Mit dem Urteil des OVG entsprach das Gericht einem Antrag des BUND. Dieser argumentierte, der Wald erfülle die Kriterien eines FFH-Schutzgebiets (dem höchsten europäischen Naturschutzstatus) und müsse deshalb geschützt werden. Die Richter beurteilten die Rechtsfragen als so komplex, dass man sie nicht in einem Eilverfahren beantworten könne. Damit nicht „vollendete, nicht rückgängig zu machende Tatsachen geschaffen“ würden, verordnete es einen vorläufigen Rodungsstopp.
Während die AktivistInnen das Gerichtsurteil als Erfolg des anhaltenden und vielfältigen Engagements feierten, erlebte RWE „einen der bittersten Tage der Konzerngeschichte“ (Zitat „Der Spiegel“). Nach dem Rodungsstopp rutschte die RWE-Aktie ans Ende des Aktienindex Dax. In der Spitze verlor sie knapp 8,5 Prozent. Der Börsenwert des Energiekonzerns schrumpfte an einem einzigen Tag um fast eine Milliarde Euro.
Und auch für die nordrhein-westfälische Landesregierung gab es keinen Grund zur Freude: Die Zustimmungswerte der regierenden CDU brachen – so das Ergebnis einer Umfrage von Infratest dimap im Auftrag des WDR-Magazins Westpol – massiv ein. Wären nun Wahlen, so käme die schwarz-gelbe Koalition in NRW auf keine regierungsfähige Mehrheit mehr.
Was bedeutet der vorläufige Rodungsstopp für die Kohleförderung im Tagebau Hambach? Sicher ist: Die Rodungssaison 2018/19 ist beendet. Bis zur gerichtlichen Entscheidung im noch anhängenden Hauptverfahren der BUND-Klage darf nicht gerodet werden. RWE selbst rechnet mit einem Rodungsstopp bis Ende 2020. Während der Energiekonzern beklagt, aufgrund des Rodungsstopps die Kohleförderung im Tagebau Hambach um bis zu 38 Prozent reduzieren zu müssen, kritisiert der BUND dies als gezielte Falschmeldung. Die Reduktion, sei eine direkte Folge der von RWE schon lange vor der Gerichtsentscheidung geplanten Überführung von fünf Kraftwerksblöcken in die so genannte Sicherheitsbereitschaft.

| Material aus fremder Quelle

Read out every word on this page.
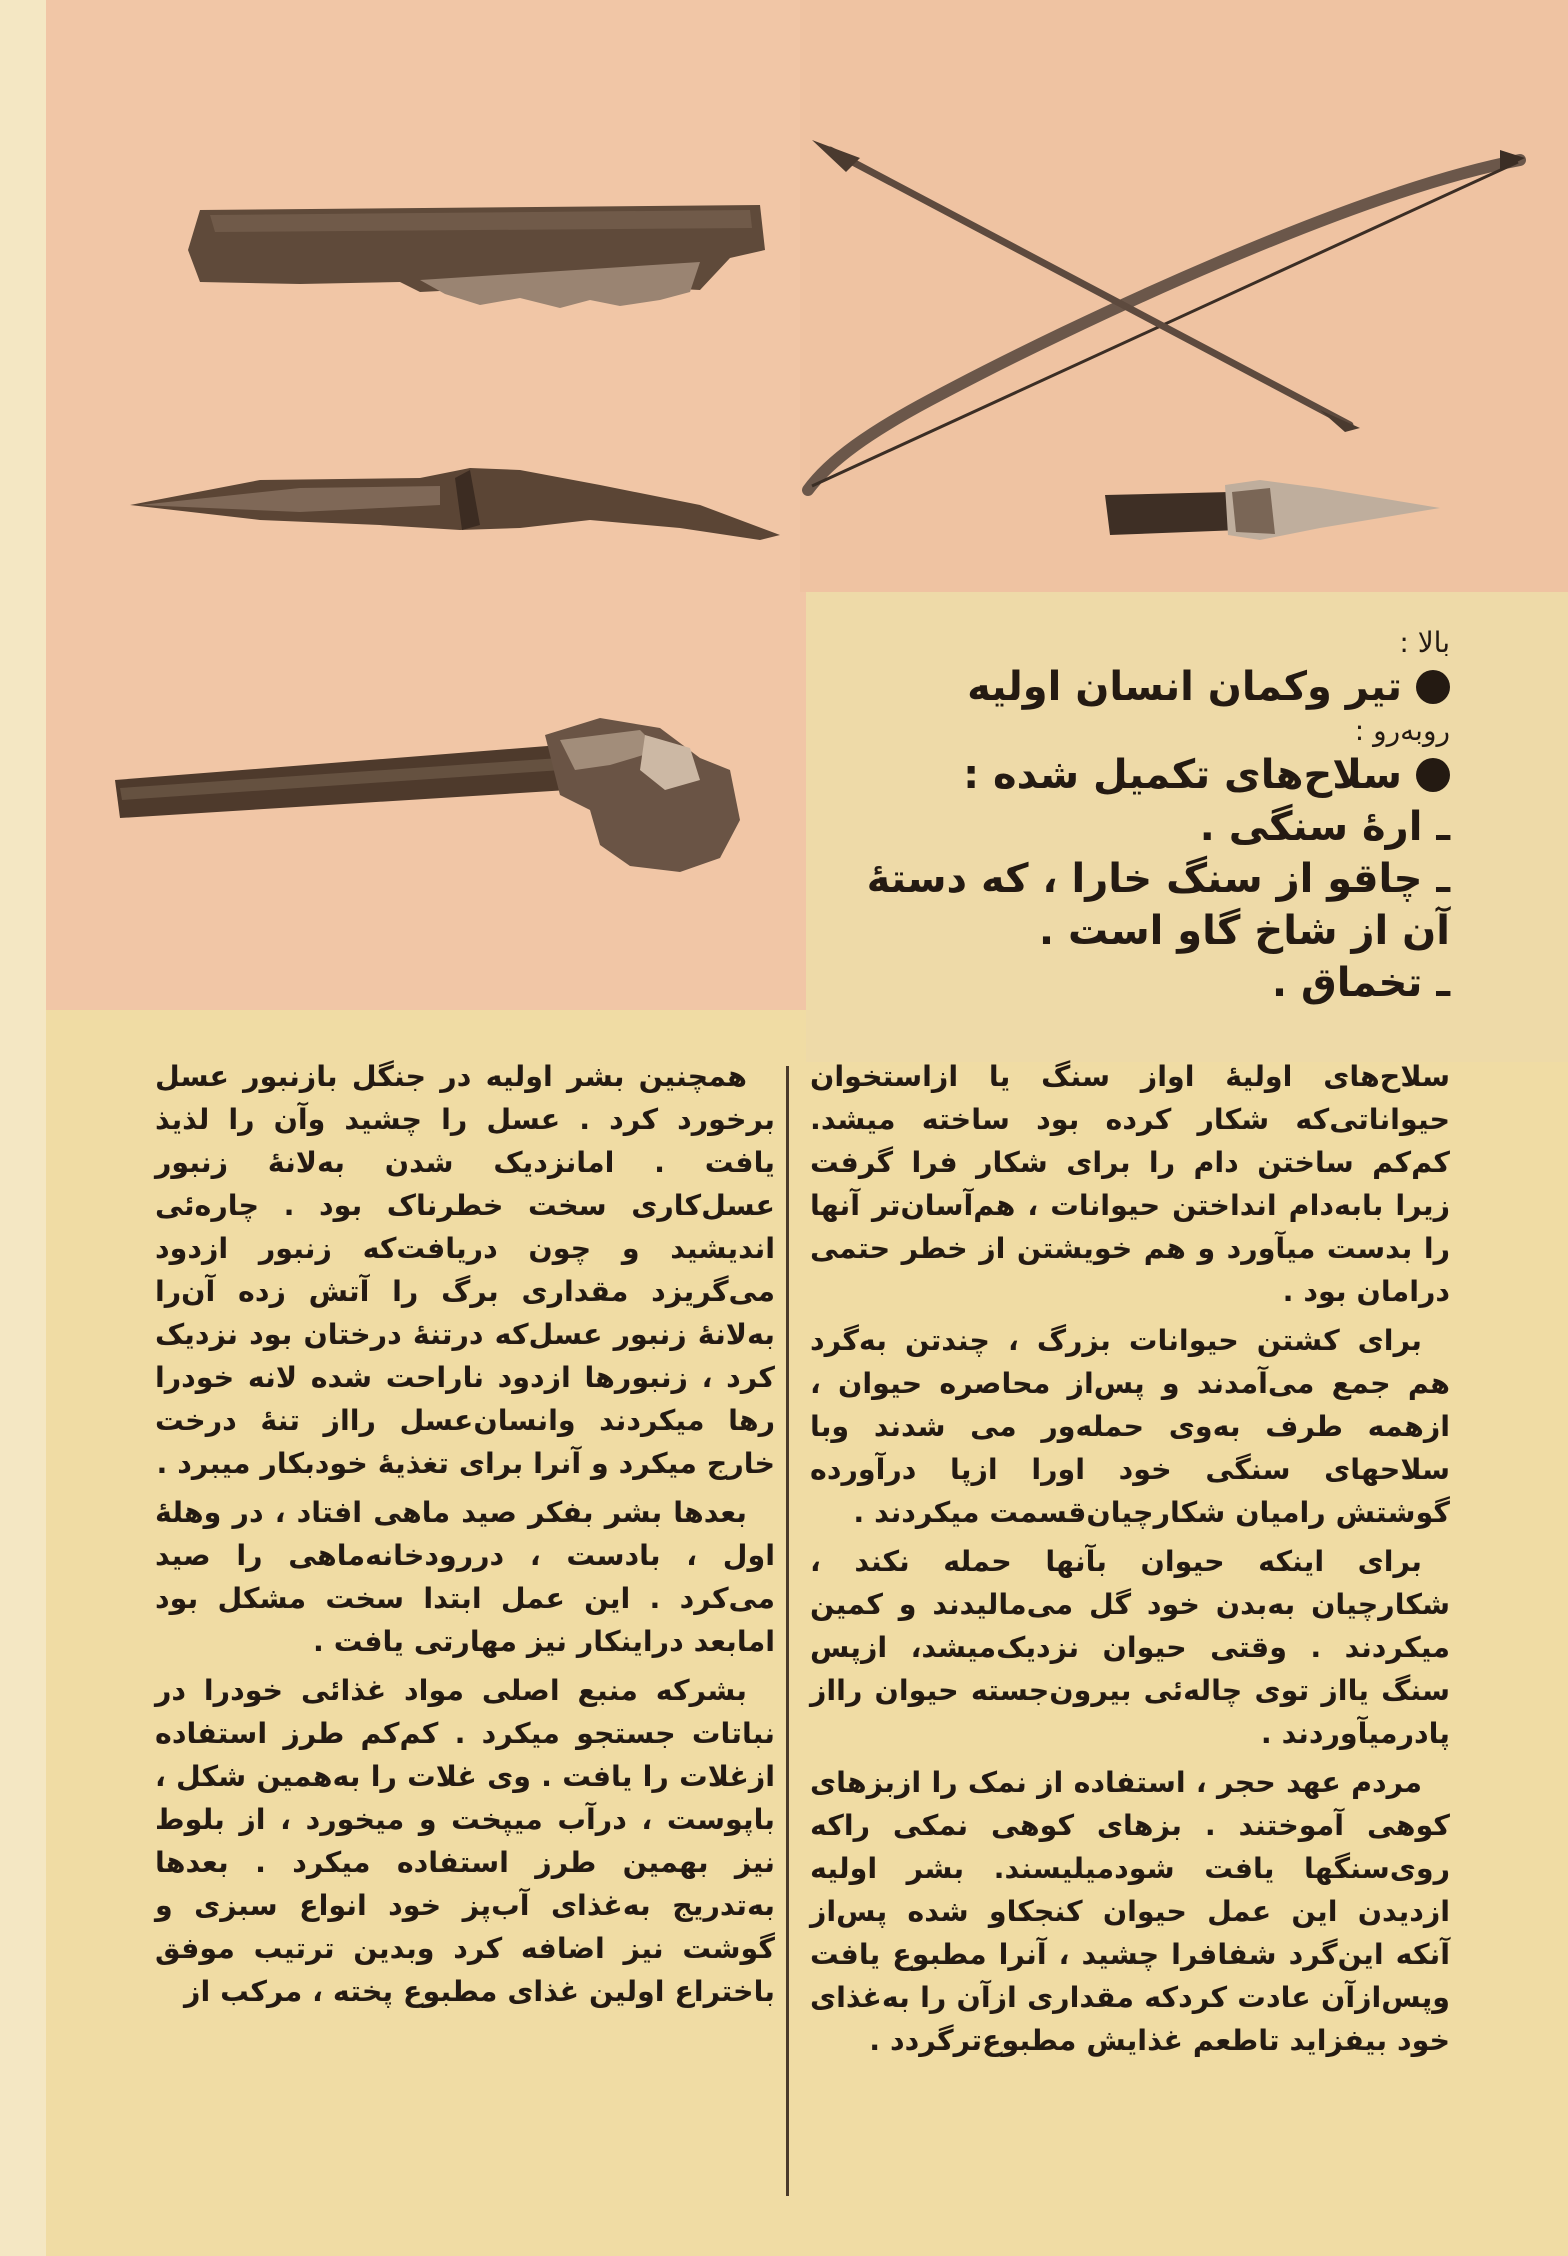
بالا :

تیر وکمان انسان اولیه

روبه‌رو :

سلاح‌های تکمیل شده :

ـ ارهٔ سنگی .

ـ چاقو از سنگ خارا ، که دستهٔ

آن از شاخ گاو است .

ـ تخماق .

سلاح‌های اولیهٔ اواز سنگ یا ازاستخوان حیواناتی‌که شکار کرده بود ساخته میشد. کم‌کم ساختن دام را برای شکار فرا گرفت زیرا بابه‌دام انداختن حیوانات ، هم‌آسان‌تر آنها را بدست میآورد و هم خویشتن از خطر حتمی درامان بود .

برای کشتن حیوانات بزرگ ، چندتن به‌گرد هم جمع می‌آمدند و پس‌از محاصره حیوان ، ازهمه طرف به‌وی حمله‌ور می شدند وبا سلاحهای سنگی خود اورا ازپا درآورده گوشتش رامیان شکارچیان‌قسمت میکردند .

برای اینکه حیوان بآنها حمله نکند ، شکارچیان به‌بدن خود گل می‌مالیدند و کمین میکردند . وقتی حیوان نزدیک‌میشد، ازپس سنگ یااز توی چاله‌ئی بیرون‌جسته حیوان رااز پادرمیآوردند .

مردم عهد حجر ، استفاده از نمک را ازبزهای کوهی آموختند . بزهای کوهی نمکی راکه روی‌سنگها یافت شودمیلیسند. بشر اولیه ازدیدن این عمل حیوان کنجکاو شده پس‌از آنکه این‌گرد شفافرا چشید ، آنرا مطبوع یافت وپس‌ازآن عادت کردکه مقداری ازآن را به‌غذای خود بیفزاید تاطعم غذایش مطبوع‌ترگردد .

همچنین بشر اولیه در جنگل بازنبور عسل برخورد کرد . عسل را چشید وآن را لذیذ یافت . امانزدیک شدن به‌لانهٔ زنبور عسل‌کاری سخت خطرناک بود . چاره‌ئی اندیشید و چون دریافت‌که زنبور ازدود می‌گریزد مقداری برگ را آتش زده آن‌را به‌لانهٔ زنبور عسل‌که درتنهٔ درختان بود نزدیک کرد ، زنبورها ازدود ناراحت شده لانه خودرا رها میکردند وانسان‌عسل رااز تنهٔ درخت خارج میکرد و آنرا برای تغذیهٔ خودبکار میبرد .

بعدها بشر بفکر صید ماهی افتاد ، در وهلهٔ اول ، بادست ، دررودخانه‌ماهی را صید می‌کرد . این عمل ابتدا سخت مشکل بود امابعد دراینکار نیز مهارتی یافت .

بشرکه منبع اصلی مواد غذائی خودرا در نباتات جستجو میکرد . کم‌کم طرز استفاده ازغلات را یافت . وی غلات را به‌همین شکل ، باپوست ، درآب میپخت و میخورد ، از بلوط نیز بهمین طرز استفاده میکرد . بعدها به‌تدریج به‌غذای آب‌پز خود انواع سبزی و گوشت نیز اضافه کرد وبدین ترتیب موفق باختراع اولین غذای مطبوع پخته ، مرکب از
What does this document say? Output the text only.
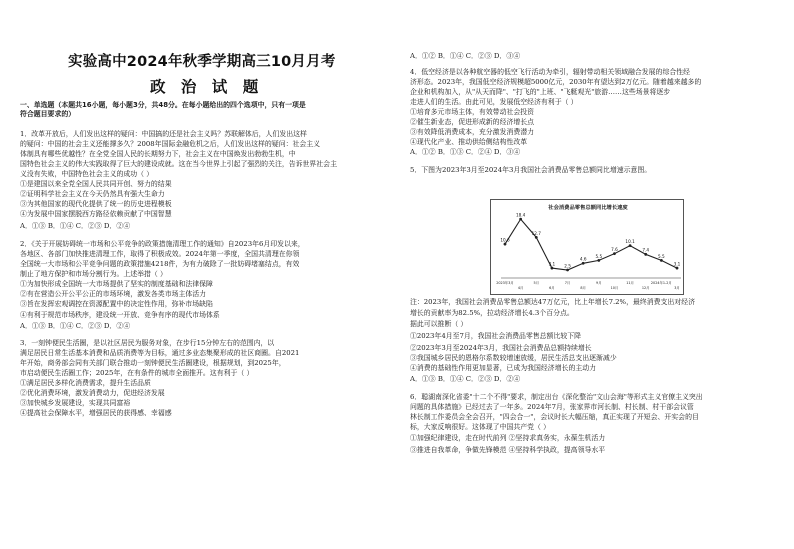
实验高中2024年秋季学期高三10月月考
政 治 试 题
一、单选题（本题共16小题，每小题3分，共48分。在每小题给出的四个选项中，只有一项是
符合题目要求的）
1．改革开放后，人们发出这样的疑问：中国搞的还是社会主义吗？苏联解体后，人们发出这样
的疑问：中国的社会主义还能撑多久？2008年国际金融危机之后，人们发出这样的疑问：社会主义
体制具有哪些优越性？在全党全国人民的长期努力下，社会主义在中国焕发出勃勃生机，中
国特色社会主义的伟大实践取得了巨大的建设成就。这在当今世界上引起了强烈的关注，告诉世界社会主
义没有失败，中国特色社会主义的成功（ ）
①是建国以来全党全国人民共同开创、努力的结果
②证明科学社会主义在今天仍然具有强大生命力
③为其他国家的现代化提供了统一的历史进程模板
④为发展中国家摆脱西方路径依赖贡献了中国智慧
A．①③ B．①④ C．②③ D．②④
2．《关于开展妨碍统一市场和公平竞争的政策措施清理工作的通知》自2023年6月印发以来，
各地区、各部门加快推进清理工作，取得了积极成效。2024年第一季度，全国共清理在你领
全国统一大市场和公平竞争问题的政策措施4218件，为有力破除了一批妨碍堵塞结点，有效
制止了地方保护和市场分割行为。上述举措（ ）
①为加快形成全国统一大市场提供了坚实的制度基础和法律保障
②有在营造公开公平公正的市场环境，激发各类市场主体活力
③旨在发挥宏观调控在资源配置中的决定性作用，弥补市场缺陷
④有利于规范市场秩序，建设统一开放、竞争有序的现代市场体系
A．①③ B．①④ C．②③ D．②④
3．一刻钟便民生活圈，是以社区居民为服务对象，在步行15分钟左右的范围内，以
满足居民日常生活基本消费和品质消费等为目标，通过多业态集聚形成的社区商圈。自2021
年开始，商务部会同有关部门联合推动一刻钟便民生活圈建设，根据规划，到2025年，
市启动便民生活圈工作；2025年，在有条件的城市全面推开。这有利于（ ）
①满足居民多样化消费需求，提升生活品质
②优化消费环境，激发消费动力，促进经济发展
③加快城乡发展建设，实现共同富裕
④提高社会保障水平，增强居民的获得感、幸福感
A．①② B．①④ C．②③ D．③④
4．低空经济是以各种航空器的低空飞行活动为牵引，辐射带动相关领域融合发展的综合性经
济形态。2023年，我国低空经济规模超5000亿元，2030年有望达到2万亿元。随着越来越多的
企业和机构加入，从"从天而降"、"打飞的"上班、"飞艇观光"旅游……这些场景将逐步
走进人们的生活。由此可见，发展低空经济有利于（ ）
①培育多元市场主体，有效带动社会投资
②催生新业态，促进形成新的经济增长点
③有效降低消费成本，充分激发消费潜力
④现代化产业、推动供给侧结构性改革
A．①② B．①③ C．②④ D．③④
5．下图为2023年3月至2024年3月我国社会消费品零售总额同比增速示意图。
注：2023年，我国社会消费品零售总额达47万亿元，比上年增长7.2%，最终消费支出对经济
增长的贡献率为82.5%，拉动经济增长4.3个百分点。
据此可以推断（ ）
①2023年4月至7月，我国社会消费品零售总额比较下降
②2023年3月至2024年3月，我国社会消费品总额持续增长
③我国城乡居民的恩格尔系数较增速放缓，居民生活总支出逐渐减少
④消费的基础性作用更加显著，已成为我国经济增长的主动力
A．①③ B．①④ C．②③ D．②④
6．聪湖南深化省委"十二个不得"要求，制定出台《深化整治"文山会海"等形式主义官僚主义突出
问题的具体措施》已经过去了一年多。2024年7月，张家界市河长制、村长制、村干部会议管
林长制工作委员会全会召开，"四会合一"，会议时长大幅压缩，真正实现了开短会、开实会的目
标，大家反响很好。这体现了中国共产党（ ）
①加强纪律建设，走在时代前列 ②坚持求真务实，永葆生机活力
③推进自我革命，争做先锋模范 ④坚持科学执政，提高领导水平
社会消费品零售总额同比增长速度
10.6
2023年3月
18.4
4月
12.7
5月
3.1
6月
2.5
7月
4.6
8月
5.5
9月
7.6
10月
10.1
11月
7.4
12月
5.5
2024年1-2月
3.1
3月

Auch der wirtschaftliche Schaden für den Konzern fällt wohl deutlich geringer aus als zunächst fabuliert. Während Konzernlobbyisten im Vorfeld des gerichtlichen Rodungsstopps noch einen Verlust von vier bis fünf Milliarden Euro an die Wand malten, gehen sie nun nur noch von einem niedrigen dreistelligen Millionen Euro Betrag jährlich ab 2019 aus. Der Konzern ertappt sich damit selbst der Lüge.
Doch auch mit dem vorläufigen Rodungsstopp und dem Abzug der Polizei aus dem Wald bleibt der Kern des Protests bestehen. Das starke Unbehagen gegenüber der klimaschädlichen Industrie und Regierungen, die weiterhin wirksame Klimaschutzmaßnahmen unterbinden, hat sich nicht aufgelöst. Und es gibt auch keinen Grund dazu! Ein am Montag veröffentlichter Sonderbericht des Weltklimarats IPCC hebt erneut die Dringlichkeit eines ambitionierten Klimaschutzes hervor.
Laut dem Gremium aus 6.000 WissenschaftlerInnen ist die Begrenzung des Klimawandels auf 1,5 Grad noch möglich. Und sie ist nötig, denn sie bietet immense Vorteile für Menschen und Ökosysteme. Gegenüber der Alternative eines deutlich wärmeren künftigen Klimas besteht so die Möglichkeit eine nachhaltige und gerechte Gesellschaft zu realisieren. Doch um das 1,5-Grad-Ziel einzuhalten braucht es schnelle, weitreichende und beispiellose Veränderungen in allen Gesellschaftsbereichen. Die Perspektiven sind klar: eine Energiewende, weg von Kohle, Öl und Gas hin zu Erneuerbaren Energien; eine Verkehrswende weg vom motorisierten Individualverkehr hin zu öffentlichem Nahverkehr und Rad und die Etablierung einer nachhaltigen Landwirtschaft, weg von der Agrarindustrie. Wer einen tatsächlichen Wandel will, muss hier ansetzen.
Die Proteste zum Hambacher Forst haben unzählige Menschen politisiert und zu weiterem Engagement motiviert. Das größte Umweltproblem der Menschheit – die menschengemachte globale Erwärmung – erlaubt es uns nicht, jetzt locker zu lassen. Bleiben wir dran, es gibt genug zu tun!